Review of Bevza

Spring 2022 Fashion Show


Review of Bevza Spring 2022 Fashion Show

Innovative Upcycling and Purity of Vision Chart Urgent Conceptual Waters

By Mark Wittmer

While each of Bevza’s collections are created with a theme in mind, often looking at its creative director’s Ukrainian culture and heritage through a lens of modern minimalism, this collection’s nautical and sailor motifs felt like the most literal and immediate we’ve seen from the label.

We are all in the same boat. The boats are a literal reference to the sea, to the ocean; we are responsible for the future and for taking care of the ocean. I’m not the first talking about this, but still I wanted to do a very clear reference with the sailor motif, the colors, the boots, the hats. In producing the collection we used a lot of sustainable materials, like recycled plastic bottles. We made the jersey dresses out of bamboo fabrics; we used nettle for the jackets.

– Svitlana Bevza, Bevza Creative Director

But this surface of easily identifiable oceanic iconography does not at all mean that the collection lacks depth. While classic nautical elements like sailor hats and collars or seashell bags and bras ran throughout, they were deftly incorporated into Bevza’s signature intellectual style – a minimalist modernism replete with beautifully thoughtful details. Signature touches like the bra-clasp closure, the Spikelet chain, and unique openings reemerged across the collection. The commitment to sustainability and upcycling was also carried through knits, which are composed of recycled polyester and denim.

Meanwhile, the collection saw Bevza incorporate more color than ever before. In addition to the seafoam, navy, and lagoon blue that we might have expected from an ocean-focused collection, the designer wove in joyful pinks and yellows – colors we might see in a sunset over the waves. “It was risky for me to put some colors in,” she reflects, “but really I felt that people needed a bit more colorful mood.”

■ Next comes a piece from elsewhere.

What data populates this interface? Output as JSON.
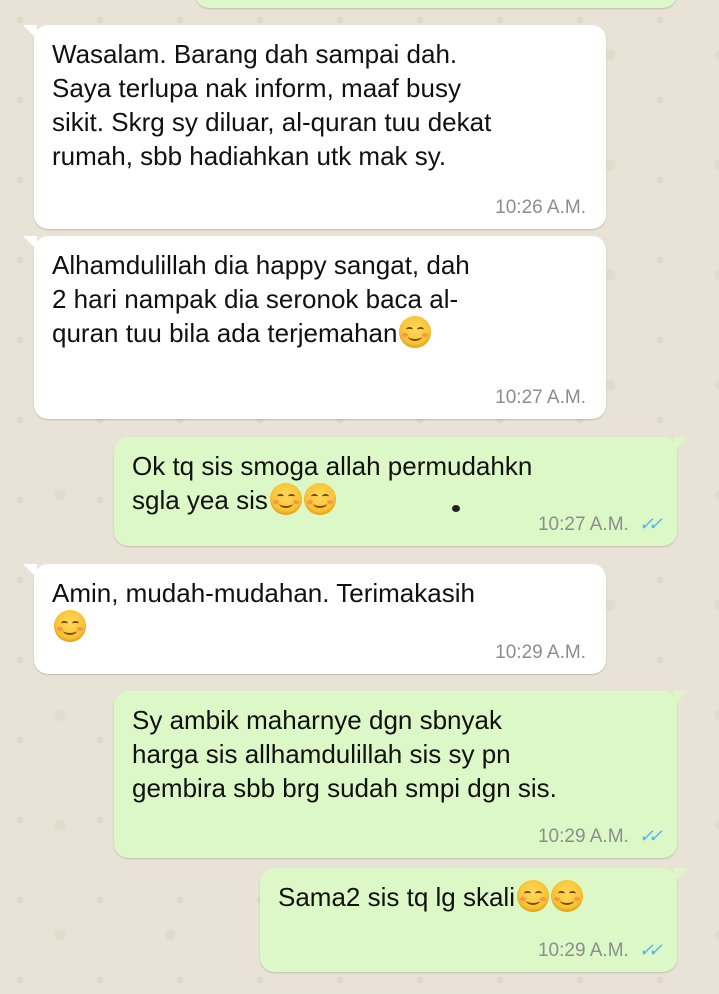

Following its wearers’ movements in a beautiful, wave-like motion arising from the individual squares, the dresses composed of small tiles of fabric stitched together were already some of the collection’s standout pieces, but learning of the upcycling process behind them makes them even more of a revelation: each square is cut from fabric waste from the production of the rest of the collection, meaning almost no fabric is wasted. The design feels like a brilliant synthesis of the conceptual and technical principles behind the collection.

Backstage, the designer shared that the square is the foundational shape and starting point for Bevza, and from its simple rectilinearity a beautifully complex fluidity arises. The square appears on gridded dresses, jackets, and pants through the unique texturizing of the fabrics. The shape is also present as the foundation of the origami shapes of paper hats and boats, which suggest a spirit both of childlike playfulness and sublime sophistication.

It’s thoroughly impressive that a designer who has such a command for refinement and simplicity, who we can see recognizes the power of less, can also infuse so much narrative urgency into the same work. The message is literally woven into every piece of the collection. Reassuming control over her signature design elements, infusing them with color, and pushing them into urgent thematic territory – and doing it all with precision and wit – Svitlana Bevza continues to assert herself as a visionary design force that must be reckoned with.